Saturday, March 3, 2012

ReView of 'Catching Fire' by Suzanne Collins

Science Fiction / YA - 391pgs
Scholastic Press (first published 2009)

This book is all about the ramifications and reprecussions of The Hunger Games.  Life for the victorious tributes is not any better than when the first left their homes, nor is it back to normal.  Katniss says something so powerful, it's worthy of giving it to you right away.  "I mourn my old life here.  We barely scraped by, but I knew where I fit in, I knew that my place was in the tightly interwoven fabric that was our life.  I wish I could go back to it because, in retrospect, it seems so secure compared with now, when I am so rich and so famous and so hated by the authorities in the Capital."  There are a lot of universal themes throughout the book, and this is one which you have to stop and think about.  Things are relative in life and sometimes we may think they will get better but when we arrive there we find ourselves thinking life was much better before.  Change is not always better.  We also don't always appreciate what we have as we are living it.  It takes loosing a piece of our life to know how much better off we were with it.

 At the end of The Hunger Games you wonder.  How will the actions of Katniss Everdeen against the Capitol influence her life?  What will happen to Katniss and Peeta?  What about Gale? How are they as victors rewarded now after the Hunger Games?

Friction, definitely, exists between Katniss Everdeen and the Capitol.  She is threatened to act accordingly so that any uprisings can be prevented after what she had done against the Capitol in the Hunger Games.  She finds herself contemplating on what the Capital considers 'rebellion.'  "All I was doing was trying to keep Peeta and myself alive.  Any act of rebellion was purely coincidental.  But when the Capitol decrees that only one tribute can live and you have the audacity to challenge it, I guess that's rebellion in itself."  This begins to dominate her mindset.  She remembers towards of the book that she truly did what she did so that she would not be "just a piece in their Games."  A very brave heroine, at her best.  She stayes true to herself.

In the midst of it all though, she begins to see life is so many shades of grey.  Many of the things we see in Catching Fire are reflections of our own life, if you will.  For example, the way she describes those in the Capitol. s and more on the people in the Capital.  Do they really have no idea how freakish they look to the rest of us? "Do what?  Blow my lips up like President Snow's? Tattoo my breasts?  Dye my skin magenta and implant gems in it?  Cut decorative patterns in my face?  Give me curved tallons?  Or cat's whisker's?  I saw all these thing" It is not that they are doing these things to themselves, but it's what these things represent in the people who bring children to fight and murder one another.  Are those the kind of people to emulate?  The things to emulate?  A facade for the devils.
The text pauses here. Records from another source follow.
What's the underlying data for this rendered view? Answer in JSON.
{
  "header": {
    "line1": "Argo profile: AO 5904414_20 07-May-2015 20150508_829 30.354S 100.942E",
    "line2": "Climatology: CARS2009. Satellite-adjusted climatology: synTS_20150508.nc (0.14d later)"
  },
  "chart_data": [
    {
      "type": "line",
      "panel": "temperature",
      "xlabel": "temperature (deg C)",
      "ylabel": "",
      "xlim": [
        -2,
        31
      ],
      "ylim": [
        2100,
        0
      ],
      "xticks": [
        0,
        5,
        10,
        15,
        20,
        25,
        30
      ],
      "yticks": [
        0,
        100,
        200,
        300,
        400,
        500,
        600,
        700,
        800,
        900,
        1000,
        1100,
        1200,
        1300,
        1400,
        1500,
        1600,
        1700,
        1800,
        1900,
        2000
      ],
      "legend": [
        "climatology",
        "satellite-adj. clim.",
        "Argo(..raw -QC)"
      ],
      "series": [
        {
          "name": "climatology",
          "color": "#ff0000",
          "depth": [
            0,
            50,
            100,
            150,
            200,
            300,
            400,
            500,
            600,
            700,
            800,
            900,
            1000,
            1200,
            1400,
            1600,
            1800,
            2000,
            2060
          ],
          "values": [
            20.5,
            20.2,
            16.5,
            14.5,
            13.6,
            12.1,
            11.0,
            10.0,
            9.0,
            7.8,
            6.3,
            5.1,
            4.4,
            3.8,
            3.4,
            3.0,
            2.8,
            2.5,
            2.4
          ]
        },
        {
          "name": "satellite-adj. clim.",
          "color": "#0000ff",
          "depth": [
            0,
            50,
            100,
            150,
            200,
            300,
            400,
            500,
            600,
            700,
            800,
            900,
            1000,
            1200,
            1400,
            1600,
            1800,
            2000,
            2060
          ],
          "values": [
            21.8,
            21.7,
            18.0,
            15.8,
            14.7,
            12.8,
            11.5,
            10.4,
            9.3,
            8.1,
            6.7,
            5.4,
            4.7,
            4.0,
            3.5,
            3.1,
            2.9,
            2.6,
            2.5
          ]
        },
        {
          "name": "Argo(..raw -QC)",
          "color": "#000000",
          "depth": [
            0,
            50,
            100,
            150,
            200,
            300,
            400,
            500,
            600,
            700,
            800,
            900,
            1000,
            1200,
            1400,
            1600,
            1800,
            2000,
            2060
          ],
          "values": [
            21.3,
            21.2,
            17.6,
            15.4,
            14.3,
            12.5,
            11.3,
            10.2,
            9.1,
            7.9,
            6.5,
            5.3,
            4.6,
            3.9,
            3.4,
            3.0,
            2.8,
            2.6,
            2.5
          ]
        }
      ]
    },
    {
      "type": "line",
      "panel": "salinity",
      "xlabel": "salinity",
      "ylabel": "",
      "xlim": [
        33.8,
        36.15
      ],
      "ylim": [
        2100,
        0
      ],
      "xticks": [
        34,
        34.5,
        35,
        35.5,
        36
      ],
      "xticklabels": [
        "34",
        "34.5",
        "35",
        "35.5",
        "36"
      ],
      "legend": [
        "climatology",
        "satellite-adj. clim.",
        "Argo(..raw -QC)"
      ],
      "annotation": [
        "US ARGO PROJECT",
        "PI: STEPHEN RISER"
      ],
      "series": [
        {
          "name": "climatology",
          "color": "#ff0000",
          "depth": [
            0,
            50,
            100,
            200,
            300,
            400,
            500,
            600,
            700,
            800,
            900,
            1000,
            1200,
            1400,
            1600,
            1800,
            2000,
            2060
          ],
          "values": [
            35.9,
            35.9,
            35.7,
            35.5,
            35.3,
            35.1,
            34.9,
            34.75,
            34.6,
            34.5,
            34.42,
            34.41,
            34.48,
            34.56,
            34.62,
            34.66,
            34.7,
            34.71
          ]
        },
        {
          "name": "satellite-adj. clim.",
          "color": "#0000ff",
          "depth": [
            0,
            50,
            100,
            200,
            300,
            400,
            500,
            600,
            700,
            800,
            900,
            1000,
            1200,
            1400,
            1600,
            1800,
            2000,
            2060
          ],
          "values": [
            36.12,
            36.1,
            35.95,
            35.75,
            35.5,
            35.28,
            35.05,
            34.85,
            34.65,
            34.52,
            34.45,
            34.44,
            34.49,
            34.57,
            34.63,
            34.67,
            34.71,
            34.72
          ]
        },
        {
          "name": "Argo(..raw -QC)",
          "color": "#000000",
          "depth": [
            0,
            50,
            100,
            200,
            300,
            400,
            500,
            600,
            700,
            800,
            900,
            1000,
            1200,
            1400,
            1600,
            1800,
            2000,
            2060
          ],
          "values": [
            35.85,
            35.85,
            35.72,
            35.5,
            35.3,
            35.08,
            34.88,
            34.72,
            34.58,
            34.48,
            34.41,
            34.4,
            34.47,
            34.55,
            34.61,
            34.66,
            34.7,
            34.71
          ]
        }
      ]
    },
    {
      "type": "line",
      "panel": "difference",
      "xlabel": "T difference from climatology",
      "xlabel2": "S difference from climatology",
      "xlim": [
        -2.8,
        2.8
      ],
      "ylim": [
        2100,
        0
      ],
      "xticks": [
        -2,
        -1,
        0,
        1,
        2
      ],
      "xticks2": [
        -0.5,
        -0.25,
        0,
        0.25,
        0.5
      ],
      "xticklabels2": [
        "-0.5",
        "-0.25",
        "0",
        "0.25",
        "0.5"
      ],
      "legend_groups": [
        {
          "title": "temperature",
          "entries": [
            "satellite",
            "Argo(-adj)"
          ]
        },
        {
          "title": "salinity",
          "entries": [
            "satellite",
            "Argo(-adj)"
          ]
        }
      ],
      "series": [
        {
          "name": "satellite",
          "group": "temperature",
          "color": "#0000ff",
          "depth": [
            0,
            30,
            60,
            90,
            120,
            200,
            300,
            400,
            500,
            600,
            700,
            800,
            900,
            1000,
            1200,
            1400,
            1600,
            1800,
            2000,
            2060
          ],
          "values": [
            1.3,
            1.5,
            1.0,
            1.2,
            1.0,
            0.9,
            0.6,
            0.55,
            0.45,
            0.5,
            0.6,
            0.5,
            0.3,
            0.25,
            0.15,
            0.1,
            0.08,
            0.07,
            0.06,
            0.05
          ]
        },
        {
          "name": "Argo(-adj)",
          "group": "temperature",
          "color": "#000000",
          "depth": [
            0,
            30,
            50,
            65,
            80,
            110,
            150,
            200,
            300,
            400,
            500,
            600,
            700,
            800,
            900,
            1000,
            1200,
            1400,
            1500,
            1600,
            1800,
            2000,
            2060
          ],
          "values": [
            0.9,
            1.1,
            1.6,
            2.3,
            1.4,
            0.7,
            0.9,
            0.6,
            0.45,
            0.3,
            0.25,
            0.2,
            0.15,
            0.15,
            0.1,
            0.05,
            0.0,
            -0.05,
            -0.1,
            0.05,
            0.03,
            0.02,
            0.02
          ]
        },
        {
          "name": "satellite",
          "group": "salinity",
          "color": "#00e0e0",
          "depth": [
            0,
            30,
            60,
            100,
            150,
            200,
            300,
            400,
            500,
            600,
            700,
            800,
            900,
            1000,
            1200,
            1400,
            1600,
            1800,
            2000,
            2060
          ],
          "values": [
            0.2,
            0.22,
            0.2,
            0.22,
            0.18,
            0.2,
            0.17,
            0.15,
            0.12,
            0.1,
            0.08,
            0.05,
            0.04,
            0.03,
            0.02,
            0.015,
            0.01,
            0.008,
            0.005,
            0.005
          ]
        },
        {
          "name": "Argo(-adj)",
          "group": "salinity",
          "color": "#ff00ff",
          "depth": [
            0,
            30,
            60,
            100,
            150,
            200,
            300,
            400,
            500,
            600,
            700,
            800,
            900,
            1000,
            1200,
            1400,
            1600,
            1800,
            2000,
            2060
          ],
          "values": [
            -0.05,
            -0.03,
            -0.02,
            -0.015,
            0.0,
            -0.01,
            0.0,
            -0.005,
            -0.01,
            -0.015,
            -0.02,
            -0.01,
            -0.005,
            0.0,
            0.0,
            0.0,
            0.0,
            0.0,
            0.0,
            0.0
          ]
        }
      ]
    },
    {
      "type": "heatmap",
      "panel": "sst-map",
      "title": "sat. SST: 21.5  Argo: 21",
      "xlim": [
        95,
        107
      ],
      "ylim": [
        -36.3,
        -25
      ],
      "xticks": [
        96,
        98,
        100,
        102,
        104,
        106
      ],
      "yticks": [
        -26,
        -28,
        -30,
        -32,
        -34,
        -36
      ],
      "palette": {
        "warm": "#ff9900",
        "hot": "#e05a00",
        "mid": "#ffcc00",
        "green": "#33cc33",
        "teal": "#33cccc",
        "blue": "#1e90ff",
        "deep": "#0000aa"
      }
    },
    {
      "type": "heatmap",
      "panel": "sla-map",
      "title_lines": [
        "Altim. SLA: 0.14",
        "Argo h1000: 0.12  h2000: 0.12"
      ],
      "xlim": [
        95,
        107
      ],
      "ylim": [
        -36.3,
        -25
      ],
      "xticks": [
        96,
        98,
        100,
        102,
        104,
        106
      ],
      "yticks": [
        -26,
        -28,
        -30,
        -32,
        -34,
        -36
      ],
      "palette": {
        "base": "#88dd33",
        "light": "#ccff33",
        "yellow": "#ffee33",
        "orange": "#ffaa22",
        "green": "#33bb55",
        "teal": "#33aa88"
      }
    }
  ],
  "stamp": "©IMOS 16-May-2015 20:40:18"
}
You have to love how Suzanne Collins mentions the notion of gut instinct.  At first, it seems that it's something Katniss just naturally experiences, as most of us do sometimes.  It's rarely the case that we see whether it has any legitimacy to real life.  If we pay close attentiont to it, it does.  Katniss finds that this is the case with her.  She says, "My instincts tells me they're telling the truth.  And behind that truth is a whole lot of information I'd like to get."  Her instincts become very real and true towards the end of the book realizing that she has been in fact been deceived and there is more than meets the eye to the whole plot.


One of my favorite books.  This book was so much more than I anticipated.  Just as amazing as the first in the writing and conceptual framing of the plot, but so much more in the surprises and twists than the first.  Like I mentioned before, one of my favorite things about this book (more than the first) is the focus on what happens AFTER the Hunger Games.  How does a person come back to their original life after having experienced that?  How do they integrate back into their life, or do they ever, really?  I think it might just end up being my favorite YA series.  I can't wait to read the third in the series.